"We are looking toward 2013 as being a record sales year for our hybrid vehicles," stated Erich Merkle, Ford's sales analyst, who noted that sales of Ford Motor Co.’s five new electric-powered models “ surged by fivefold in the first four weeks of the new year, led by the Fusion and C-Max models this month, (for a total of 6,000 cars as opposed to 1,209 during the same period in 2012. Both vehicles have been rated at 47 miles per gallon in highway driving.
Ford's previous record for hybrid sales in the month of January was 1,847 vehicles in 2010, when Ford also set its annual record of 35,496.
"We're bringing new hybrid buyers into the market, many of whom wouldn't be considered traditional hybrid buyers," commented Amy Marentic, marketing manager, Global Small and Medium Cars. "There's a sense hybrid buyers represent a pragmatic or green ethic. Fusion Hybrid is scoring with these audiences, but the car also puts some excitement into the segment through design; it shows hybrids can have beautiful and sophisticated styling. This, in turn, means different buyers."
Not only are most buyers new to the Ford brand, early data suggest Fusion Hybrid is appealing to younger buyers outside the traditional hybrid vehicle demographic.
In addition, Ford reports that first time Fusion Hybrid buyers appear to be about five years younger than buyers of previous Fusions (dropping to 48 years old from an average of 53 years old), although 22% are now said to be under 35, as compared to consumers who bought the 2012 Toyota Camry Hybrid who were slightly older (54-years old or so), according to J.D. Power and Associates PIN data.
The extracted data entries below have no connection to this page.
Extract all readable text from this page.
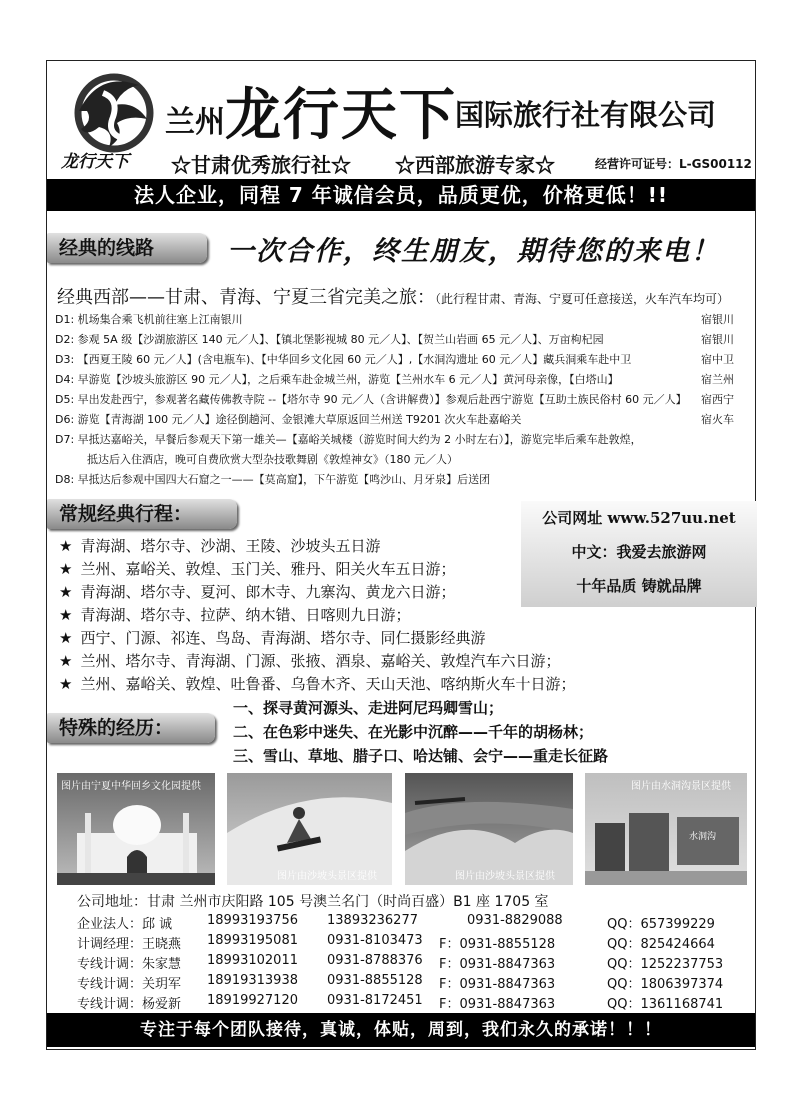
龙行天下
兰州 龙行天下
国际旅行社有限公司
☆甘肃优秀旅行社☆ ☆西部旅游专家☆	经营许可证号：L-GS00112
法人企业，同程 7 年诚信会员，品质更优，价格更低！!!
经典的线路	一次合作，终生朋友，期待您的来电！
经典西部——甘肃、青海、宁夏三省完美之旅：（此行程甘肃、青海、宁夏可任意接送，火车汽车均可）
D1: 机场集合乘飞机前往塞上江南银川	宿银川
D2: 参观 5A 级【沙湖旅游区 140 元／人】、【镇北堡影视城 80 元／人】、【贺兰山岩画 65 元／人】、万亩枸杞园	宿银川
D3: 【西夏王陵 60 元／人】(含电瓶车)、【中华回乡文化园 60 元／人】,【水洞沟遗址 60 元／人】藏兵洞乘车赴中卫	宿中卫
D4: 早游览【沙坡头旅游区 90 元／人】，之后乘车赴金城兰州，游览【兰州水车 6 元／人】黄河母亲像，【白塔山】	宿兰州
D5: 早出发赴西宁，参观著名藏传佛教寺院 --【塔尔寺 90 元／人（含讲解费）】参观后赴西宁游览【互助土族民俗村 60 元／人】 宿西宁
D6: 游览【青海湖 100 元／人】途径倒趟河、金银滩大草原返回兰州送 T9201 次火车赴嘉峪关	宿火车
D7: 早抵达嘉峪关，早餐后参观天下第一雄关—【嘉峪关城楼（游览时间大约为 2 小时左右）】，游览完毕后乘车赴敦煌，
抵达后入住酒店，晚可自费欣赏大型杂技歌舞剧《敦煌神女》（180 元／人）
D8: 早抵达后参观中国四大石窟之一——【莫高窟】，下午游览【鸣沙山、月牙泉】后送团
常规经典行程：
★ 青海湖、塔尔寺、沙湖、王陵、沙坡头五日游
★ 兰州、嘉峪关、敦煌、玉门关、雅丹、阳关火车五日游；
★ 青海湖、塔尔寺、夏河、郎木寺、九寨沟、黄龙六日游；
★ 青海湖、塔尔寺、拉萨、纳木错、日喀则九日游；
★ 西宁、门源、祁连、鸟岛、青海湖、塔尔寺、同仁摄影经典游
★ 兰州、塔尔寺、青海湖、门源、张掖、酒泉、嘉峪关、敦煌汽车六日游；
★ 兰州、嘉峪关、敦煌、吐鲁番、乌鲁木齐、天山天池、喀纳斯火车十日游；
公司网址 www.527uu.net
中文：我爱去旅游网
十年品质 铸就品牌
特殊的经历：
一、探寻黄河源头、走进阿尼玛卿雪山；
二、在色彩中迷失、在光影中沉醉——千年的胡杨林；
三、雪山、草地、腊子口、哈达铺、会宁——重走长征路
图片由宁夏中华回乡文化园提供
图片由沙坡头景区提供	图片由沙坡头景区提供
图片由水洞沟景区提供
水洞沟
公司地址：甘肃 兰州市庆阳路 105 号澳兰名门（时尚百盛）B1 座 1705 室
企业法人：邱 诚	18993193756 13893236277	0931-8829088	QQ：657399229
计调经理：王晓燕 18993195081 0931-8103473 F：0931-8855128	QQ：825424664
专线计调：朱家慧 18993102011 0931-8788376 F：0931-8847363	QQ：1252237753
专线计调：关玥军 18919313938 0931-8855128 F：0931-8847363	QQ：1806397374
专线计调：杨爱新 18919927120 0931-8172451 F：0931-8847363	QQ：1361168741
专注于每个团队接待，真诚，体贴，周到，我们永久的承诺！！！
In the meantime, Toyota Motor Corp. remains the leader in the U.S. hybrid market, with its Prius line, which sold more than 236,659 cars last year after the company raised deliveries of its premiere hybrid by a whopping 73% as it added v wagon, c subcompact and plug-in iterations of the hybrid, which it began selling in the United States in 2000. However, with Ford breathing down their necks, that title may soon fall to the wayside.